The patch touches a lot of the vfs.

> > even more problematic, but that may be necessary if you have a
> > reason for wanting the file ioctls, because they're pass through
> > and usually where the from_kuid() calls are in filesystems.
>
> Hmm sorry, I'm not sure I'm following you here ?

An ideal solution, given both our requirements, shouldn't require
touching any underlying fs code.

> > > > A simple remapping bind filesystem would be a lot simpler and
> > > > require no underlying filesystem support.
> > >
> > > Yes probably, you still need to parse parameters but not at the
> > > filesystem level,
> >
> > They'd just be mount options.

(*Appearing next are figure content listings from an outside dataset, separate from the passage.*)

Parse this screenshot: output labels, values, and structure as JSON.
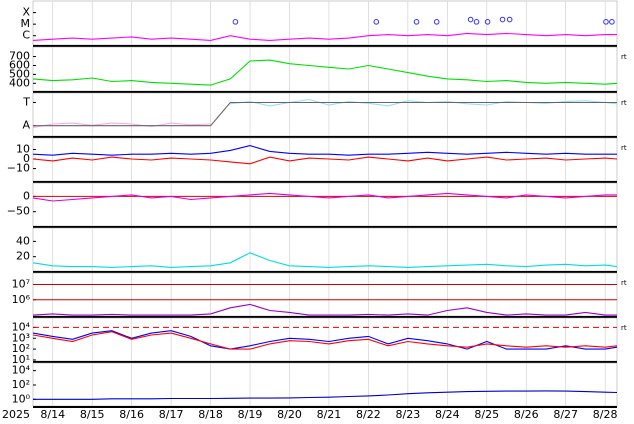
{
  "chart_data": [
    {
      "type": "line",
      "xlim": [
        13.5,
        28.3
      ],
      "ylim": [
        -6.8,
        -3.0
      ],
      "yticks": [
        {
          "value": -4,
          "label": "X"
        },
        {
          "value": -5,
          "label": "M"
        },
        {
          "value": -6,
          "label": "C"
        }
      ],
      "x": [
        13.5,
        14,
        14.5,
        15,
        15.5,
        16,
        16.5,
        17,
        17.5,
        18,
        18.5,
        19,
        19.5,
        20,
        20.5,
        21,
        21.5,
        22,
        22.5,
        23,
        23.5,
        24,
        24.5,
        25,
        25.5,
        26,
        26.5,
        27,
        27.5,
        28,
        28.3
      ],
      "series": [
        {
          "color": "#ff00ff",
          "values": [
            -6.4,
            -6.3,
            -6.2,
            -6.3,
            -6.2,
            -6.1,
            -6.3,
            -6.2,
            -6.3,
            -6.4,
            -6.0,
            -6.3,
            -6.4,
            -6.3,
            -6.2,
            -6.3,
            -6.2,
            -6.0,
            -5.9,
            -6.0,
            -5.9,
            -6.0,
            -5.8,
            -5.9,
            -5.8,
            -5.9,
            -6.0,
            -5.9,
            -6.0,
            -5.9,
            -5.9
          ]
        }
      ],
      "markers": {
        "color": "#3333ff",
        "x": [
          18.63,
          22.2,
          23.22,
          23.73,
          24.59,
          24.74,
          25.02,
          25.4,
          25.58,
          28.02,
          28.17
        ],
        "values": [
          -4.8,
          -4.8,
          -4.8,
          -4.8,
          -4.6,
          -4.8,
          -4.8,
          -4.6,
          -4.6,
          -4.8,
          -4.8
        ]
      }
    },
    {
      "type": "line",
      "xlim": [
        13.5,
        28.3
      ],
      "ylim": [
        314,
        807
      ],
      "yticks": [
        400,
        500,
        600,
        700
      ],
      "annotation": "rt",
      "x": [
        13.5,
        14,
        14.5,
        15,
        15.5,
        16,
        16.5,
        17,
        17.5,
        18,
        18.5,
        19,
        19.5,
        20,
        20.5,
        21,
        21.5,
        22,
        22.5,
        23,
        23.5,
        24,
        24.5,
        25,
        25.5,
        26,
        26.5,
        27,
        27.5,
        28,
        28.3
      ],
      "series": [
        {
          "color": "#00e000",
          "values": [
            450,
            430,
            440,
            460,
            420,
            430,
            410,
            400,
            390,
            380,
            450,
            650,
            660,
            620,
            600,
            580,
            560,
            600,
            560,
            520,
            480,
            450,
            440,
            420,
            430,
            410,
            400,
            410,
            400,
            390,
            400
          ]
        }
      ]
    },
    {
      "type": "line",
      "xlim": [
        13.5,
        28.3
      ],
      "ylim": [
        0,
        1
      ],
      "yticks": [
        {
          "value": 0.78,
          "label": "T"
        },
        {
          "value": 0.24,
          "label": "A"
        }
      ],
      "annotation": "rt",
      "x": [
        13.5,
        14,
        14.5,
        15,
        15.5,
        16,
        16.5,
        17,
        17.5,
        18,
        18.5,
        19,
        19.5,
        20,
        20.5,
        21,
        21.5,
        22,
        22.5,
        23,
        23.5,
        24,
        24.5,
        25,
        25.5,
        26,
        26.5,
        27,
        27.5,
        28,
        28.3
      ],
      "series": [
        {
          "color": "#ffaaee",
          "values": [
            0.2,
            0.28,
            0.3,
            0.25,
            0.3,
            0.28,
            0.22,
            0.3,
            0.26,
            0.28,
            null,
            null,
            null,
            null,
            null,
            null,
            null,
            null,
            null,
            null,
            null,
            null,
            null,
            null,
            null,
            null,
            null,
            null,
            null,
            null,
            null
          ]
        },
        {
          "color": "#99ddff",
          "values": [
            null,
            null,
            null,
            null,
            null,
            null,
            null,
            null,
            null,
            null,
            0.75,
            0.8,
            0.7,
            0.78,
            0.85,
            0.72,
            0.8,
            0.76,
            0.7,
            0.82,
            0.78,
            0.8,
            0.75,
            0.72,
            0.8,
            0.78,
            0.76,
            0.8,
            0.82,
            0.78,
            0.75
          ]
        },
        {
          "color": "#666666",
          "values": [
            0.24,
            0.24,
            0.24,
            0.24,
            0.24,
            0.24,
            0.24,
            0.24,
            0.24,
            0.24,
            0.78,
            0.78,
            0.78,
            0.78,
            0.78,
            0.78,
            0.78,
            0.78,
            0.78,
            0.78,
            0.78,
            0.78,
            0.78,
            0.78,
            0.78,
            0.78,
            0.78,
            0.78,
            0.78,
            0.78,
            0.78
          ]
        }
      ]
    },
    {
      "type": "line",
      "xlim": [
        13.5,
        28.3
      ],
      "ylim": [
        -23,
        22
      ],
      "yticks": [
        10,
        0,
        {
          "value": -10,
          "label": "−10"
        }
      ],
      "annotation": "rt",
      "x": [
        13.5,
        14,
        14.5,
        15,
        15.5,
        16,
        16.5,
        17,
        17.5,
        18,
        18.5,
        19,
        19.5,
        20,
        20.5,
        21,
        21.5,
        22,
        22.5,
        23,
        23.5,
        24,
        24.5,
        25,
        25.5,
        26,
        26.5,
        27,
        27.5,
        28,
        28.3
      ],
      "series": [
        {
          "color": "#0000ff",
          "values": [
            5,
            4,
            6,
            5,
            4,
            5,
            5,
            6,
            5,
            6,
            9,
            14,
            8,
            6,
            5,
            5,
            4,
            5,
            5,
            6,
            7,
            6,
            5,
            6,
            7,
            6,
            5,
            6,
            5,
            5,
            5
          ]
        },
        {
          "color": "#ff0000",
          "values": [
            0,
            -2,
            1,
            -1,
            2,
            0,
            -1,
            1,
            0,
            -1,
            -3,
            -5,
            2,
            -2,
            1,
            0,
            -1,
            2,
            0,
            -2,
            1,
            -2,
            0,
            2,
            -1,
            0,
            1,
            -1,
            0,
            1,
            0
          ]
        }
      ]
    },
    {
      "type": "line",
      "xlim": [
        13.5,
        28.3
      ],
      "ylim": [
        -97,
        44
      ],
      "yticks": [
        0,
        {
          "value": -50,
          "label": "−50"
        }
      ],
      "hlines": [
        {
          "value": 0,
          "color": "#dd0000"
        }
      ],
      "x": [
        13.5,
        14,
        14.5,
        15,
        15.5,
        16,
        16.5,
        17,
        17.5,
        18,
        18.5,
        19,
        19.5,
        20,
        20.5,
        21,
        21.5,
        22,
        22.5,
        23,
        23.5,
        24,
        24.5,
        25,
        25.5,
        26,
        26.5,
        27,
        27.5,
        28,
        28.3
      ],
      "series": [
        {
          "color": "#dd00dd",
          "values": [
            -5,
            -15,
            -10,
            -5,
            0,
            5,
            -5,
            0,
            -10,
            -5,
            0,
            5,
            10,
            5,
            0,
            -5,
            0,
            5,
            -5,
            0,
            5,
            10,
            5,
            0,
            -5,
            5,
            0,
            -5,
            0,
            5,
            5
          ]
        }
      ]
    },
    {
      "type": "line",
      "xlim": [
        13.5,
        28.3
      ],
      "ylim": [
        1.25,
        57.5
      ],
      "yticks": [
        40,
        20
      ],
      "x": [
        13.5,
        14,
        14.5,
        15,
        15.5,
        16,
        16.5,
        17,
        17.5,
        18,
        18.5,
        19,
        19.5,
        20,
        20.5,
        21,
        21.5,
        22,
        22.5,
        23,
        23.5,
        24,
        24.5,
        25,
        25.5,
        26,
        26.5,
        27,
        27.5,
        28,
        28.3
      ],
      "series": [
        {
          "color": "#00dddd",
          "values": [
            12,
            8,
            7,
            7,
            6,
            7,
            8,
            6,
            7,
            8,
            12,
            25,
            15,
            8,
            7,
            6,
            7,
            8,
            7,
            6,
            7,
            8,
            9,
            10,
            8,
            7,
            9,
            10,
            8,
            9,
            7
          ]
        }
      ]
    },
    {
      "type": "line",
      "xlim": [
        13.5,
        28.3
      ],
      "log": true,
      "ylim": [
        87000,
        56000000
      ],
      "yticks": [
        {
          "value": 10000000,
          "label": "10⁷"
        },
        {
          "value": 1000000,
          "label": "10⁶"
        }
      ],
      "annotation": "rt",
      "hlines": [
        {
          "value": 10000000,
          "color": "#cc0000"
        },
        {
          "value": 1000000,
          "color": "#cc0000"
        }
      ],
      "x": [
        13.5,
        14,
        14.5,
        15,
        15.5,
        16,
        16.5,
        17,
        17.5,
        18,
        18.5,
        19,
        19.5,
        20,
        20.5,
        21,
        21.5,
        22,
        22.5,
        23,
        23.5,
        24,
        24.5,
        25,
        25.5,
        26,
        26.5,
        27,
        27.5,
        28,
        28.3
      ],
      "series": [
        {
          "color": "#9900cc",
          "values": [
            100000,
            120000,
            100000,
            100000,
            110000,
            100000,
            100000,
            100000,
            100000,
            120000,
            300000,
            500000,
            200000,
            150000,
            100000,
            100000,
            100000,
            110000,
            100000,
            120000,
            100000,
            200000,
            300000,
            150000,
            100000,
            120000,
            100000,
            100000,
            150000,
            100000,
            100000
          ]
        }
      ]
    },
    {
      "type": "line",
      "xlim": [
        13.5,
        28.3
      ],
      "log": true,
      "ylim": [
        8,
        74000
      ],
      "yticks": [
        {
          "value": 10000,
          "label": "10⁴"
        },
        {
          "value": 1000,
          "label": "10³"
        },
        {
          "value": 100,
          "label": "10²"
        },
        {
          "value": 10,
          "label": "10¹"
        }
      ],
      "annotation": "rt",
      "hlines": [
        {
          "value": 10000,
          "color": "#ee0000",
          "dashed": true
        }
      ],
      "x": [
        13.5,
        14,
        14.5,
        15,
        15.5,
        16,
        16.5,
        17,
        17.5,
        18,
        18.5,
        19,
        19.5,
        20,
        20.5,
        21,
        21.5,
        22,
        22.5,
        23,
        23.5,
        24,
        24.5,
        25,
        25.5,
        26,
        26.5,
        27,
        27.5,
        28,
        28.3
      ],
      "series": [
        {
          "color": "#0000ff",
          "values": [
            3000,
            1500,
            800,
            3000,
            5000,
            1000,
            3000,
            5000,
            1500,
            200,
            100,
            200,
            500,
            1000,
            800,
            500,
            1000,
            1500,
            300,
            1000,
            600,
            300,
            100,
            500,
            100,
            100,
            100,
            200,
            100,
            100,
            150
          ]
        },
        {
          "color": "#ff0000",
          "values": [
            2000,
            1000,
            500,
            2000,
            4000,
            800,
            2000,
            3000,
            1000,
            300,
            100,
            100,
            300,
            600,
            500,
            300,
            600,
            800,
            200,
            500,
            300,
            200,
            150,
            300,
            200,
            150,
            200,
            150,
            200,
            150,
            200
          ]
        }
      ]
    },
    {
      "type": "line",
      "xlim": [
        13.5,
        28.3
      ],
      "log": true,
      "ylim": [
        0.117,
        117000
      ],
      "yticks": [
        {
          "value": 10000,
          "label": "10⁴"
        },
        {
          "value": 100,
          "label": "10²"
        },
        {
          "value": 1,
          "label": "10⁰"
        }
      ],
      "year": "2025",
      "grid": true,
      "xticks": [
        {
          "value": 14,
          "label": "8/14"
        },
        {
          "value": 15,
          "label": "8/15"
        },
        {
          "value": 16,
          "label": "8/16"
        },
        {
          "value": 17,
          "label": "8/17"
        },
        {
          "value": 18,
          "label": "8/18"
        },
        {
          "value": 19,
          "label": "8/19"
        },
        {
          "value": 20,
          "label": "8/20"
        },
        {
          "value": 21,
          "label": "8/21"
        },
        {
          "value": 22,
          "label": "8/22"
        },
        {
          "value": 23,
          "label": "8/23"
        },
        {
          "value": 24,
          "label": "8/24"
        },
        {
          "value": 25,
          "label": "8/25"
        },
        {
          "value": 26,
          "label": "8/26"
        },
        {
          "value": 27,
          "label": "8/27"
        },
        {
          "value": 28,
          "label": "8/28"
        }
      ],
      "x": [
        13.5,
        14,
        14.5,
        15,
        15.5,
        16,
        16.5,
        17,
        17.5,
        18,
        18.5,
        19,
        19.5,
        20,
        20.5,
        21,
        21.5,
        22,
        22.5,
        23,
        23.5,
        24,
        24.5,
        25,
        25.5,
        26,
        26.5,
        27,
        27.5,
        28,
        28.3
      ],
      "series": [
        {
          "color": "#0000cc",
          "values": [
            1,
            1,
            1,
            1,
            1.2,
            1.2,
            1.2,
            1.3,
            1.3,
            1.3,
            1.4,
            1.5,
            1.5,
            1.6,
            1.8,
            2,
            2.5,
            3,
            4,
            6,
            8,
            10,
            12,
            13,
            14,
            14,
            15,
            14,
            12,
            10,
            9
          ]
        }
      ]
    }
  ]
}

Basically instead of mount --bind
> > source target, you'd do mount -t uidshift -o <shift options> source
> > target.
> >
> > > and sure this RFC can do the same of course, but maybe it's not
> > > safe to shift/remap filesystems and their inodes on behalf of
> > > filesystems... and virtual filesystems which can share inodes ?
> >
> > That depends who you allow to do the shift. Each fstype in the
> > kernel decides access to mount. For the uidshift, I was planning
> > to allow only a capable admin in the initial namespace, meaning
> > that only the admin in the host could set up the shifts. As long
> > as the shifted filesystem is present, the container can then bind
> > it wherever it wants in its mount namespace.
>
> Ah I see admin in initial namespace, yes sounds reasonable for
> security reasons, and how you will be able to achieve the user
> namespace shift?

As I said, it would be in the mount options of the command. The <shift
options> above. Probably parametrised the way uid_map and gid_map are
today.

James